Unpleasant symptoms in ME/CFS include nausea, orthostatic intolerance, pain, (hence ‘malaise’) and sensitivity to environmental stimuli such as light, sound, physical contact and odours.
Does the 'malaise' relate to pain here? Because I thought malaise was a more general term, covering a feeling of being unwell. If malaise relates to the combination of nausea, OI and pain, I'm not sure that that is right either. Nausea isn't a big feature of my illness, even when in PEM.
More recently cardiopulmonary exercise testing (CPET) on two successive occasions suggests that there can be a fall in respiratory function during exercise in people with ME/CFS, but it remains unclear how this relates either to muscle function or symptoms.
That could be read by people unfamiliar with the repeated CPET test and not paying attention as meaning that on two occasions CPET testing has found a fall in respiratory function - perhaps leaving the reader thinking, well that doesn't sound like much evidence. I think the sentence needs to be reworded to make things clearer. It might be worth highlighting PEM as an example of a symptom where it remains unclear how the CPET finding relates, given we have seen researchers confuse the CPET finding with PEM.
Differences in temporal profile may also be critical. Active EBV infection can produce severe malaise for several weeks and post-EBV ‘fatigue’ may be seen simply as a failure of resolution of those symptoms with normalisation of the blood picture. Long term ME/CFS is recognised after EBV infection, but it may not be merely a longer version of a ‘PVFS’ category that does not include ‘crashes’ and sensitivity to light and sound. When ME/CFS occurs after infection there may be a symptom-free window with subsequent ‘crash’, suggesting a new process. Even if there is no window it is typified by a fluctuating course.

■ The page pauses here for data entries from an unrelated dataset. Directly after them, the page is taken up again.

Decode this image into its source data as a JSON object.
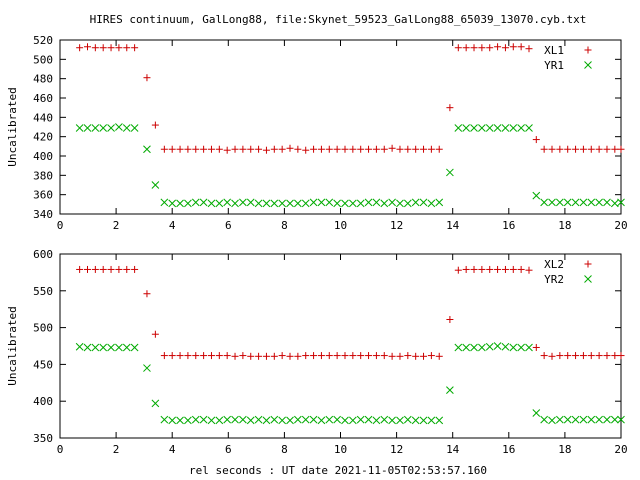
{
  "title": "HIRES continuum, GalLong88, file:Skynet_59523_GalLong88_65039_13070.cyb.txt",
  "xlabel": "rel seconds : UT date 2021-11-05T02:53:57.160",
  "colors": {
    "red": "#cc0000",
    "green": "#00aa00"
  },
  "chart_data": [
    {
      "type": "scatter",
      "ylabel": "Uncalibrated",
      "xlim": [
        0,
        20
      ],
      "ylim": [
        340,
        520
      ],
      "xticks": [
        0,
        2,
        4,
        6,
        8,
        10,
        12,
        14,
        16,
        18,
        20
      ],
      "yticks": [
        340,
        360,
        380,
        400,
        420,
        440,
        460,
        480,
        500,
        520
      ],
      "legend": "top-right",
      "grid": false,
      "x": [
        0.7,
        0.98,
        1.26,
        1.54,
        1.82,
        2.1,
        2.38,
        2.66,
        3.1,
        3.4,
        3.72,
        4.0,
        4.28,
        4.56,
        4.84,
        5.12,
        5.4,
        5.68,
        5.96,
        6.24,
        6.52,
        6.8,
        7.08,
        7.36,
        7.64,
        7.92,
        8.2,
        8.48,
        8.76,
        9.04,
        9.32,
        9.6,
        9.88,
        10.16,
        10.44,
        10.72,
        11.0,
        11.28,
        11.56,
        11.84,
        12.12,
        12.4,
        12.68,
        12.96,
        13.24,
        13.52,
        13.9,
        14.2,
        14.48,
        14.76,
        15.04,
        15.32,
        15.6,
        15.88,
        16.16,
        16.44,
        16.72,
        16.98,
        17.26,
        17.54,
        17.82,
        18.1,
        18.38,
        18.66,
        18.94,
        19.22,
        19.5,
        19.78,
        20.0
      ],
      "series": [
        {
          "name": "XL1",
          "color": "#cc0000",
          "marker": "plus",
          "values": [
            512,
            513,
            512,
            512,
            512,
            512,
            512,
            512,
            481,
            432,
            407,
            407,
            407,
            407,
            407,
            407,
            407,
            407,
            406,
            407,
            407,
            407,
            407,
            406,
            407,
            407,
            408,
            407,
            406,
            407,
            407,
            407,
            407,
            407,
            407,
            407,
            407,
            407,
            407,
            408,
            407,
            407,
            407,
            407,
            407,
            407,
            450,
            512,
            512,
            512,
            512,
            512,
            513,
            512,
            513,
            513,
            511,
            417,
            407,
            407,
            407,
            407,
            407,
            407,
            407,
            407,
            407,
            407,
            407
          ]
        },
        {
          "name": "YR1",
          "color": "#00aa00",
          "marker": "cross",
          "values": [
            429,
            429,
            429,
            429,
            429,
            430,
            429,
            429,
            407,
            370,
            352,
            351,
            351,
            351,
            352,
            352,
            351,
            351,
            352,
            351,
            352,
            352,
            351,
            351,
            351,
            351,
            351,
            351,
            351,
            352,
            352,
            352,
            351,
            351,
            351,
            351,
            352,
            352,
            351,
            352,
            351,
            351,
            352,
            352,
            351,
            352,
            383,
            429,
            429,
            429,
            429,
            429,
            429,
            429,
            429,
            429,
            429,
            359,
            352,
            352,
            352,
            352,
            352,
            352,
            352,
            352,
            352,
            351,
            352
          ]
        }
      ]
    },
    {
      "type": "scatter",
      "ylabel": "Uncalibrated",
      "xlim": [
        0,
        20
      ],
      "ylim": [
        350,
        600
      ],
      "xticks": [
        0,
        2,
        4,
        6,
        8,
        10,
        12,
        14,
        16,
        18,
        20
      ],
      "yticks": [
        350,
        400,
        450,
        500,
        550,
        600
      ],
      "legend": "top-right",
      "grid": false,
      "x": [
        0.7,
        0.98,
        1.26,
        1.54,
        1.82,
        2.1,
        2.38,
        2.66,
        3.1,
        3.4,
        3.72,
        4.0,
        4.28,
        4.56,
        4.84,
        5.12,
        5.4,
        5.68,
        5.96,
        6.24,
        6.52,
        6.8,
        7.08,
        7.36,
        7.64,
        7.92,
        8.2,
        8.48,
        8.76,
        9.04,
        9.32,
        9.6,
        9.88,
        10.16,
        10.44,
        10.72,
        11.0,
        11.28,
        11.56,
        11.84,
        12.12,
        12.4,
        12.68,
        12.96,
        13.24,
        13.52,
        13.9,
        14.2,
        14.48,
        14.76,
        15.04,
        15.32,
        15.6,
        15.88,
        16.16,
        16.44,
        16.72,
        16.98,
        17.26,
        17.54,
        17.82,
        18.1,
        18.38,
        18.66,
        18.94,
        19.22,
        19.5,
        19.78,
        20.0
      ],
      "series": [
        {
          "name": "XL2",
          "color": "#cc0000",
          "marker": "plus",
          "values": [
            579,
            579,
            579,
            579,
            579,
            579,
            579,
            579,
            546,
            491,
            462,
            462,
            462,
            462,
            462,
            462,
            462,
            462,
            462,
            461,
            462,
            461,
            461,
            461,
            461,
            462,
            461,
            461,
            462,
            462,
            462,
            462,
            462,
            462,
            462,
            462,
            462,
            462,
            462,
            461,
            461,
            462,
            461,
            461,
            462,
            461,
            511,
            578,
            579,
            579,
            579,
            579,
            579,
            579,
            579,
            579,
            578,
            473,
            462,
            461,
            462,
            462,
            462,
            462,
            462,
            462,
            462,
            462,
            462
          ]
        },
        {
          "name": "YR2",
          "color": "#00aa00",
          "marker": "cross",
          "values": [
            474,
            473,
            473,
            473,
            473,
            473,
            473,
            473,
            445,
            397,
            375,
            374,
            374,
            374,
            375,
            375,
            374,
            374,
            375,
            375,
            375,
            374,
            375,
            374,
            375,
            374,
            374,
            375,
            375,
            375,
            374,
            375,
            375,
            374,
            374,
            375,
            375,
            374,
            375,
            374,
            374,
            375,
            374,
            374,
            374,
            374,
            415,
            473,
            473,
            473,
            473,
            474,
            475,
            474,
            473,
            473,
            473,
            384,
            375,
            374,
            375,
            375,
            375,
            375,
            375,
            375,
            375,
            375,
            375
          ]
        }
      ]
    }
  ]
}
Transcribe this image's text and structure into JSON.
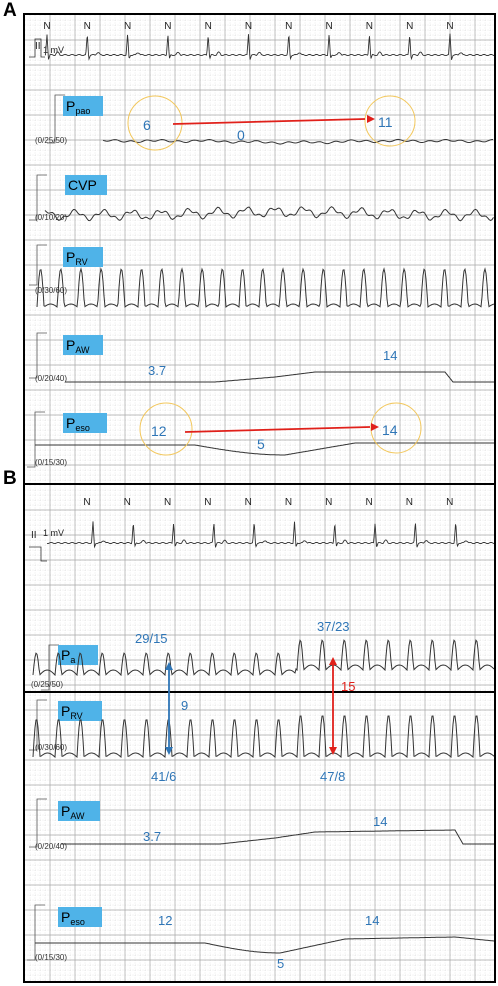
{
  "panels": [
    {
      "letter": "A",
      "ecg": {
        "lead": "II",
        "scale": "1 mV",
        "beat_label": "N"
      },
      "channels": [
        {
          "id": "ppao",
          "label": "P",
          "sub": "pao",
          "scale": "(0/25/50)",
          "values": [
            {
              "text": "6",
              "color": "#2e75b6"
            },
            {
              "text": "0",
              "color": "#2e75b6"
            },
            {
              "text": "11",
              "color": "#2e75b6"
            }
          ]
        },
        {
          "id": "cvp",
          "label": "CVP",
          "sub": "",
          "scale": "(0/10/20)",
          "values": []
        },
        {
          "id": "prv",
          "label": "P",
          "sub": "RV",
          "scale": "(0/30/60)",
          "values": []
        },
        {
          "id": "paw",
          "label": "P",
          "sub": "AW",
          "scale": "(0/20/40)",
          "values": [
            {
              "text": "3.7",
              "color": "#2e75b6"
            },
            {
              "text": "14",
              "color": "#2e75b6"
            }
          ]
        },
        {
          "id": "peso",
          "label": "P",
          "sub": "eso",
          "scale": "(0/15/30)",
          "values": [
            {
              "text": "12",
              "color": "#2e75b6"
            },
            {
              "text": "5",
              "color": "#2e75b6"
            },
            {
              "text": "14",
              "color": "#2e75b6"
            }
          ]
        }
      ]
    },
    {
      "letter": "B",
      "ecg": {
        "lead": "II",
        "scale": "1 mV",
        "beat_label": "N"
      },
      "channels": [
        {
          "id": "pa",
          "label": "P",
          "sub": "a",
          "scale": "(0/25/50)",
          "values": [
            {
              "text": "29/15",
              "color": "#2e75b6"
            },
            {
              "text": "37/23",
              "color": "#2e75b6"
            },
            {
              "text": "15",
              "color": "#e0201a"
            }
          ]
        },
        {
          "id": "prv",
          "label": "P",
          "sub": "RV",
          "scale": "(0/30/60)",
          "values": [
            {
              "text": "9",
              "color": "#2e75b6"
            },
            {
              "text": "41/6",
              "color": "#2e75b6"
            },
            {
              "text": "47/8",
              "color": "#2e75b6"
            }
          ]
        },
        {
          "id": "paw",
          "label": "P",
          "sub": "AW",
          "scale": "(0/20/40)",
          "values": [
            {
              "text": "3.7",
              "color": "#2e75b6"
            },
            {
              "text": "14",
              "color": "#2e75b6"
            }
          ]
        },
        {
          "id": "peso",
          "label": "P",
          "sub": "eso",
          "scale": "(0/15/30)",
          "values": [
            {
              "text": "12",
              "color": "#2e75b6"
            },
            {
              "text": "5",
              "color": "#2e75b6"
            },
            {
              "text": "14",
              "color": "#2e75b6"
            }
          ]
        }
      ]
    }
  ],
  "colors": {
    "label_box": "#4fb3e8",
    "value_blue": "#2e75b6",
    "arrow_red": "#e0201a",
    "arrow_blue": "#2e75b6",
    "circle": "#f2c75c",
    "grid": "#b8b8b8",
    "trace": "#333333"
  }
}
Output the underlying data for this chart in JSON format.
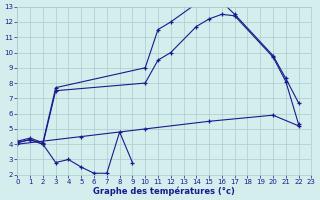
{
  "title": "Graphe des températures (°c)",
  "bg_color": "#d4eeee",
  "grid_color": "#a8cccc",
  "line_color": "#1a1a8c",
  "x_min": 0,
  "x_max": 23,
  "y_min": 2,
  "y_max": 13,
  "series_max_x": [
    0,
    1,
    2,
    3,
    10,
    11,
    12,
    14,
    15,
    16,
    17,
    20,
    21,
    22
  ],
  "series_max_y": [
    4.2,
    4.4,
    4.1,
    7.7,
    9.0,
    11.5,
    12.0,
    13.2,
    13.3,
    13.3,
    12.5,
    9.8,
    8.3,
    6.7
  ],
  "series_mid_x": [
    0,
    1,
    2,
    3,
    10,
    11,
    12,
    14,
    15,
    16,
    17,
    20,
    21,
    22
  ],
  "series_mid_y": [
    4.1,
    4.3,
    4.0,
    7.5,
    8.0,
    9.5,
    10.0,
    11.7,
    12.2,
    12.5,
    12.4,
    9.7,
    8.1,
    5.3
  ],
  "series_mean_x": [
    0,
    5,
    10,
    15,
    20,
    22
  ],
  "series_mean_y": [
    4.0,
    4.5,
    5.0,
    5.5,
    5.9,
    5.2
  ],
  "series_min_x": [
    0,
    1,
    2,
    3,
    4,
    5,
    6,
    7,
    8,
    9
  ],
  "series_min_y": [
    4.1,
    4.3,
    4.0,
    2.8,
    3.0,
    2.5,
    2.1,
    2.1,
    4.8,
    2.8
  ]
}
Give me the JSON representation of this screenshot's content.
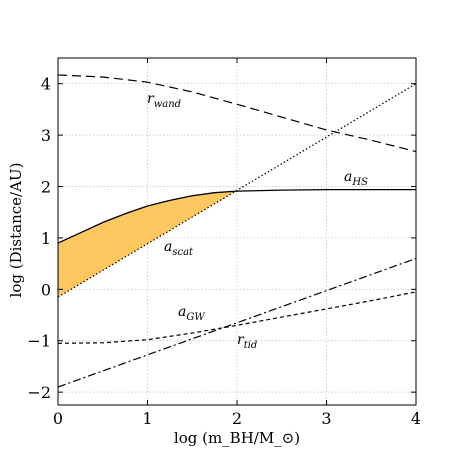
{
  "chart_data": {
    "type": "line",
    "title": "",
    "xlabel": "log (m_BH/M_⊙)",
    "ylabel": "log (Distance/AU)",
    "xlim": [
      0,
      4
    ],
    "ylim": [
      -2.25,
      4.5
    ],
    "grid": true,
    "x_ticks": [
      0,
      1,
      2,
      3,
      4
    ],
    "y_ticks": [
      -2,
      -1,
      0,
      1,
      2,
      3,
      4
    ],
    "x_tick_labels": [
      "0",
      "1",
      "2",
      "3",
      "4"
    ],
    "y_tick_labels": [
      "−2",
      "−1",
      "0",
      "1",
      "2",
      "3",
      "4"
    ],
    "series": [
      {
        "name": "r_wand",
        "label_main": "r",
        "label_sub": "wand",
        "style": "dashed-long",
        "x": [
          0,
          0.5,
          1,
          1.5,
          2,
          2.5,
          3,
          3.5,
          4
        ],
        "y": [
          4.17,
          4.13,
          4.03,
          3.84,
          3.6,
          3.35,
          3.1,
          2.9,
          2.68
        ]
      },
      {
        "name": "a_HS",
        "label_main": "a",
        "label_sub": "HS",
        "style": "solid",
        "x": [
          0,
          0.25,
          0.5,
          0.75,
          1,
          1.25,
          1.5,
          1.75,
          2,
          2.5,
          3,
          3.5,
          4
        ],
        "y": [
          0.9,
          1.1,
          1.3,
          1.47,
          1.62,
          1.73,
          1.82,
          1.88,
          1.91,
          1.93,
          1.94,
          1.94,
          1.94
        ]
      },
      {
        "name": "a_scat",
        "label_main": "a",
        "label_sub": "scat",
        "style": "dotted",
        "x": [
          0,
          4
        ],
        "y": [
          -0.15,
          4.0
        ]
      },
      {
        "name": "a_GW",
        "label_main": "a",
        "label_sub": "GW",
        "style": "dash-dot",
        "x": [
          0,
          4
        ],
        "y": [
          -1.9,
          0.6
        ]
      },
      {
        "name": "r_tid",
        "label_main": "r",
        "label_sub": "tid",
        "style": "dashed-short",
        "x": [
          0,
          0.5,
          1,
          1.5,
          2,
          2.5,
          3,
          3.5,
          4
        ],
        "y": [
          -1.05,
          -1.04,
          -0.98,
          -0.85,
          -0.7,
          -0.54,
          -0.38,
          -0.22,
          -0.05
        ]
      }
    ],
    "shaded_region": {
      "between": [
        "a_HS",
        "a_scat"
      ],
      "x_range": [
        0,
        2
      ],
      "color": "#ffc75f"
    }
  }
}
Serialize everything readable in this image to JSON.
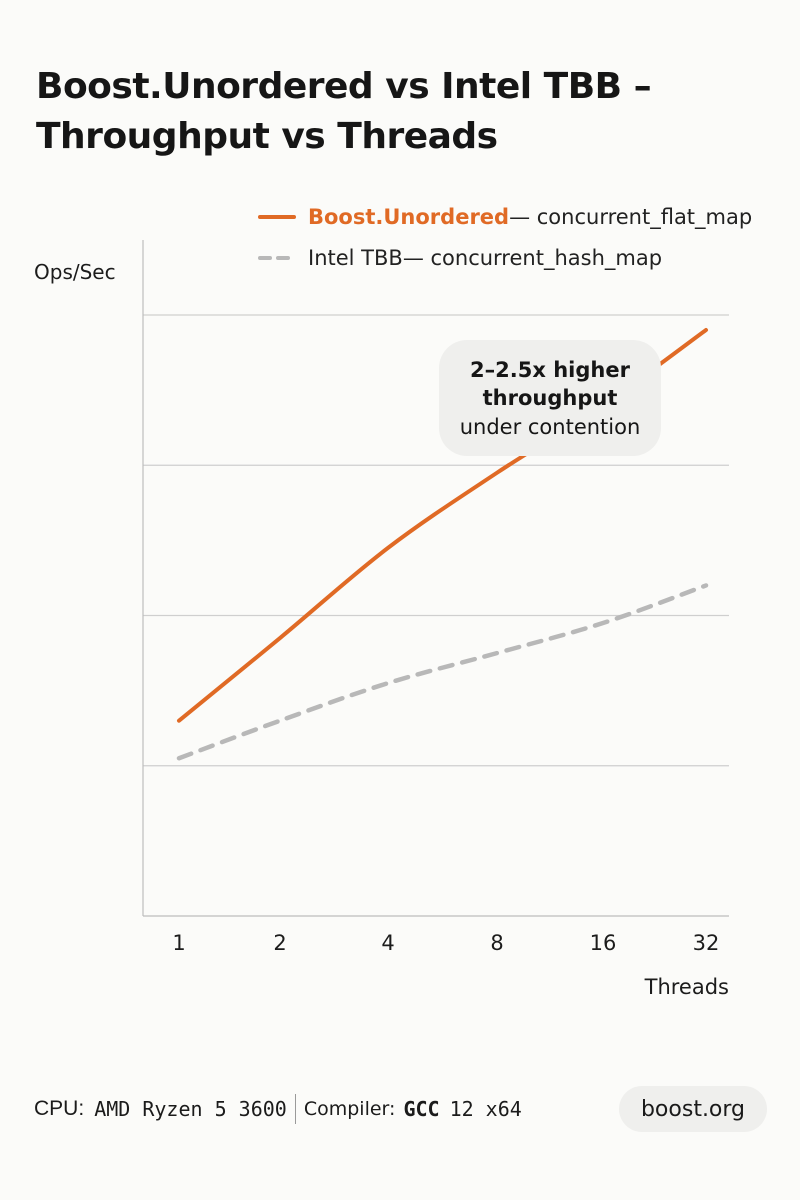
{
  "title_line1": "Boost.Unordered vs Intel TBB –",
  "title_line2": "Throughput vs Threads",
  "legend": {
    "boost_name": "Boost.Unordered",
    "boost_desc": " — concurrent_flat_map",
    "tbb_name": "Intel TBB",
    "tbb_desc": " — concurrent_hash_map"
  },
  "annotation": {
    "line1": "2–2.5x higher",
    "line2": "throughput",
    "line3": "under contention"
  },
  "footer": {
    "cpu_label": "CPU:",
    "cpu_value": "AMD Ryzen 5 3600",
    "compiler_label": "Compiler:",
    "compiler_value": "GCC",
    "compiler_version": "12 x64",
    "site": "boost.org"
  },
  "colors": {
    "boost": "#e06a25",
    "tbb": "#b8b8b8",
    "grid": "#cfcfcf",
    "axis": "#bdbdbd",
    "annotation_bg": "#efefed"
  },
  "chart_data": {
    "type": "line",
    "title": "Boost.Unordered vs Intel TBB – Throughput vs Threads",
    "xlabel": "Threads",
    "ylabel": "Ops/Sec",
    "x": [
      "1",
      "2",
      "4",
      "8",
      "16",
      "32"
    ],
    "x_scale": "categorical (powers of two)",
    "ylim": [
      0,
      4
    ],
    "y_tick_labels": "none",
    "grid": "horizontal",
    "legend_position": "top-right",
    "series": [
      {
        "name": "Boost.Unordered — concurrent_flat_map",
        "style": "solid",
        "values": [
          1.3,
          1.85,
          2.45,
          2.95,
          3.4,
          3.9
        ]
      },
      {
        "name": "Intel TBB — concurrent_hash_map",
        "style": "dashed",
        "values": [
          1.05,
          1.3,
          1.55,
          1.75,
          1.95,
          2.2
        ]
      }
    ],
    "annotations": [
      "2–2.5x higher throughput under contention"
    ]
  }
}
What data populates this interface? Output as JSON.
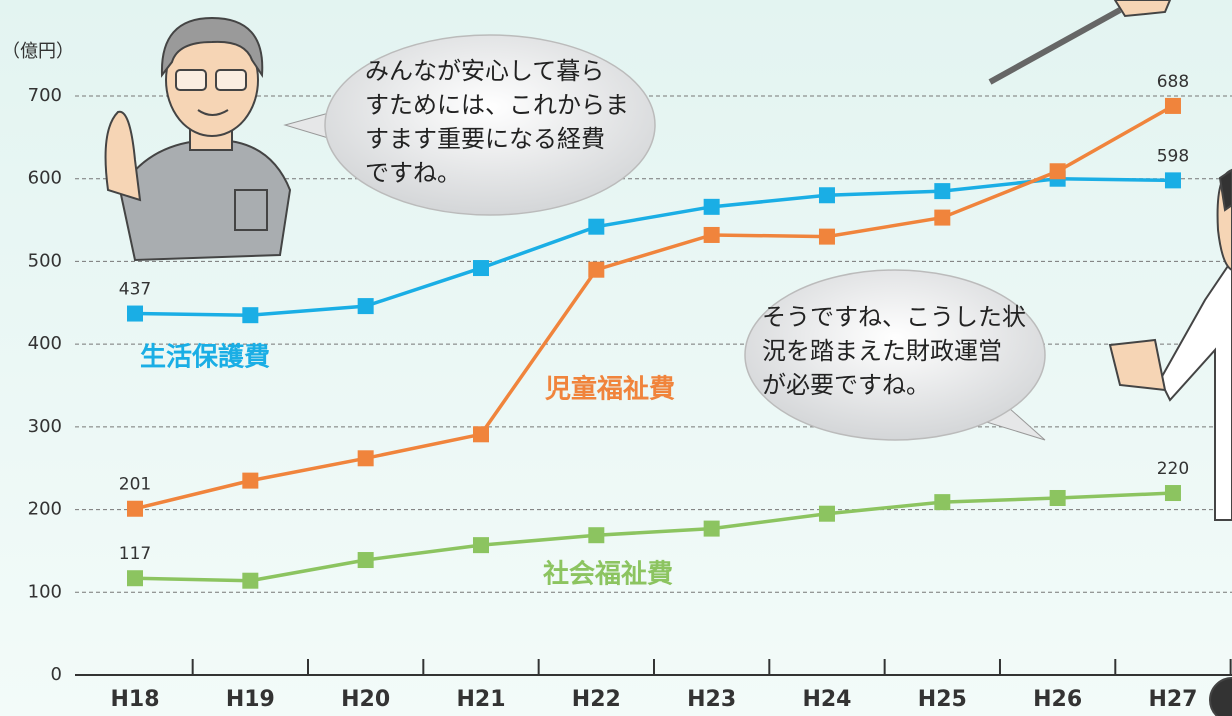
{
  "chart_data": {
    "type": "line",
    "ylabel": "（億円）",
    "categories": [
      "H18",
      "H19",
      "H20",
      "H21",
      "H22",
      "H23",
      "H24",
      "H25",
      "H26",
      "H27"
    ],
    "series": [
      {
        "name": "生活保護費",
        "color": "#1aaee5",
        "values": [
          437,
          435,
          446,
          492,
          542,
          566,
          580,
          585,
          600,
          598
        ]
      },
      {
        "name": "児童福祉費",
        "color": "#f0843c",
        "values": [
          201,
          235,
          262,
          291,
          490,
          532,
          530,
          553,
          609,
          688
        ]
      },
      {
        "name": "社会福祉費",
        "color": "#8cc460",
        "values": [
          117,
          114,
          139,
          157,
          169,
          177,
          195,
          209,
          214,
          220
        ]
      }
    ],
    "ylim": [
      0,
      700
    ],
    "yticks": [
      0,
      100,
      200,
      300,
      400,
      500,
      600,
      700
    ],
    "grid": true,
    "annotations": [
      {
        "lines": [
          "みんなが安心して暮ら",
          "すためには、これからま",
          "すます重要になる経費",
          "ですね。"
        ]
      },
      {
        "lines": [
          "そうですね、こうした状",
          "況を踏まえた財政運営",
          "が必要ですね。"
        ]
      }
    ]
  }
}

Covid-19 has joined the group of infections with a high rate of post-infective problems, much like EBV. Sifting out different clinical patterns may be crucial to useful explanatory research, and detailed time course may be as important as symptom categories.
I think the issues around timing (i.e. differences between PVFS and ME/CFS) are overstated here. I'm sure that if you asked a substantial number of people whose PVFS resolved in a couple of months, some would say that their symptoms didn't start until a week or two after the illness. Maybe that has something to do with the speed of attempting to resume normal activity levels.
The third sentence is ambiguous. It isn't completely clear if you are suggesting that ME/CFS has crashes and sensitivity to light or sound or it doesn't, or if PVFS has those symptoms. Neither is it completely clear whether the diseases must have those symptoms. I don't really have a sensitivity to light and sound - do I not have ME/CFS?
You seem to be suggesting that a fluctuating course typifies ME/CFS, distinguishing it from PVFS. But, again, I think if you asked people who turn out to have a short term illness (PVFS?), they will talk about good days and bad days. Of course, there's more time scope for fluctuations in a longer term illness than in a shorter term one.
Sifting out clinical patterns is important, and it is worth noting that it should be done, but I think there is not yet strong evidence for PVFS and ME/CFS being completely different things with no overlap. The only important temporal pattern difference that we have decent evidence for is that ME/CFS, by definition, goes on longer.
I have started giving talks at Cambridge university to 1st year students but it may take a long time to get to where we need to be.